Sudeste é a região mais favorável ao fim da escala 6×1, mostra pesquisa

Pesquisa indicou que apoio à pauta aumenta caso seja garantida a manutenção salarial

Reuters
Ônibus lotado em São Paulo Foto: Reuters

Uma pesquisa da Nexus demonstrou que moradores da Região Sudeste lideram o apoio ao fim da escala de trabalho 6×1 no Brasil. Segundo o levantamento, 67% dos sudestinos são favoráveis ao modelo que substitui seis dias consecutivos de trabalho por apenas um de descanso. O índice é o mais alto do País e supera a média nacional, de 63%.

Na sequência aparecem Nordeste (66%), Sul (63%), Centro-Oeste (52%) e Norte (51%). Proporcionalmente, Rio de Janeiro, São Paulo, Minas Gerais e Espírito Santo também concentram os menores índices de rejeição à proposta – apenas 18% dos moradores do Sudeste se disseram contrários. Outros 6% afirmaram não ser nem a favor nem contra, enquanto 9% não souberam responder.

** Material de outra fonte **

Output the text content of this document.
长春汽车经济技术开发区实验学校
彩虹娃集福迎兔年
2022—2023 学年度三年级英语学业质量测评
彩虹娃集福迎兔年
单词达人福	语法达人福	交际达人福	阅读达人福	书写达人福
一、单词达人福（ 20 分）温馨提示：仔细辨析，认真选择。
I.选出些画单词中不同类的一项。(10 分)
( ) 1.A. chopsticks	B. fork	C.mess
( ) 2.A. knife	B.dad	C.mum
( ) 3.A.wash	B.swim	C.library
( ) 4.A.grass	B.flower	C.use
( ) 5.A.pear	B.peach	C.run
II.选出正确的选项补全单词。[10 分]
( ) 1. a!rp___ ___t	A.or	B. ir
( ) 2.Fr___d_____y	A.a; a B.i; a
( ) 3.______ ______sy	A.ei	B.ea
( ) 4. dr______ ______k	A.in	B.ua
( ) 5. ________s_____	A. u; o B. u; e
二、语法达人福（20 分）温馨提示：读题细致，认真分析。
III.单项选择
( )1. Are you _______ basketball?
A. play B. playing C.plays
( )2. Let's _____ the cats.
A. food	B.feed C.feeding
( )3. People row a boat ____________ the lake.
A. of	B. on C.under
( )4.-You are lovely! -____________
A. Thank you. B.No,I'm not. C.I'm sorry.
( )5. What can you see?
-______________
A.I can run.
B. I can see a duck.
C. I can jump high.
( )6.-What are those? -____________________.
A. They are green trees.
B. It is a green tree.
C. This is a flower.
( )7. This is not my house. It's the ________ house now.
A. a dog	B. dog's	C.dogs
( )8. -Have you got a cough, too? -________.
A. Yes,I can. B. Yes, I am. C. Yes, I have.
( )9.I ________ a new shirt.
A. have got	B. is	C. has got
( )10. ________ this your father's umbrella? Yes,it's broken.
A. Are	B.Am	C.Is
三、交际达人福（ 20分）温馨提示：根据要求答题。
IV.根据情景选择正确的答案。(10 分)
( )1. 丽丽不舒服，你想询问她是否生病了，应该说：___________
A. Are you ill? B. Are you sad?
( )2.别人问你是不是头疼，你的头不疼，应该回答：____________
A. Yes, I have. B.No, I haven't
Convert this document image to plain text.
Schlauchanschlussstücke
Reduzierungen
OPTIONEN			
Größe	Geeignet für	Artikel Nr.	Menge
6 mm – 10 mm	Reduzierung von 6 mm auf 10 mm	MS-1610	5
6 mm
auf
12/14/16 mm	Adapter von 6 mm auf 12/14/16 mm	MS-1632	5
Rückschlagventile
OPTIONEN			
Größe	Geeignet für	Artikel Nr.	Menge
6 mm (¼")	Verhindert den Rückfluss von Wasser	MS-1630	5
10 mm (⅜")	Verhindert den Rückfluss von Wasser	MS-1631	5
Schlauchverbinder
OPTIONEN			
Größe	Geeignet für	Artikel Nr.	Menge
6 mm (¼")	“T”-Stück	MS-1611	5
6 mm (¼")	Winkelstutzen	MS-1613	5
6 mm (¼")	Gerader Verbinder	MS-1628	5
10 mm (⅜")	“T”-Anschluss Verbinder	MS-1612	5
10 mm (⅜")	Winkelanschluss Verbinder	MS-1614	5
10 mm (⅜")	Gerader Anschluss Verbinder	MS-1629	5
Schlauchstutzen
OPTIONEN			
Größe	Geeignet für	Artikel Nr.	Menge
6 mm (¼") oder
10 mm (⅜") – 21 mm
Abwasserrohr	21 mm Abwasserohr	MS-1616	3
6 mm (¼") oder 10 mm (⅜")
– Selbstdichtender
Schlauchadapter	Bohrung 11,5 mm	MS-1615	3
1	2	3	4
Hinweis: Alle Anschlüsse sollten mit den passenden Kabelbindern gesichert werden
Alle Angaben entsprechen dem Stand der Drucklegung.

Além de liderar o apoio, o Sudeste é a região mais informada sobre o tema. Ao todo, 71% dos moradores afirmam conhecer, ao menos em parte, as discussões da Proposta de Emenda à Constituição (PEC) que trata do fim da escala 6×1 – sendo 18% com conhecimento aprofundado e 53% com algum nível de familiaridade.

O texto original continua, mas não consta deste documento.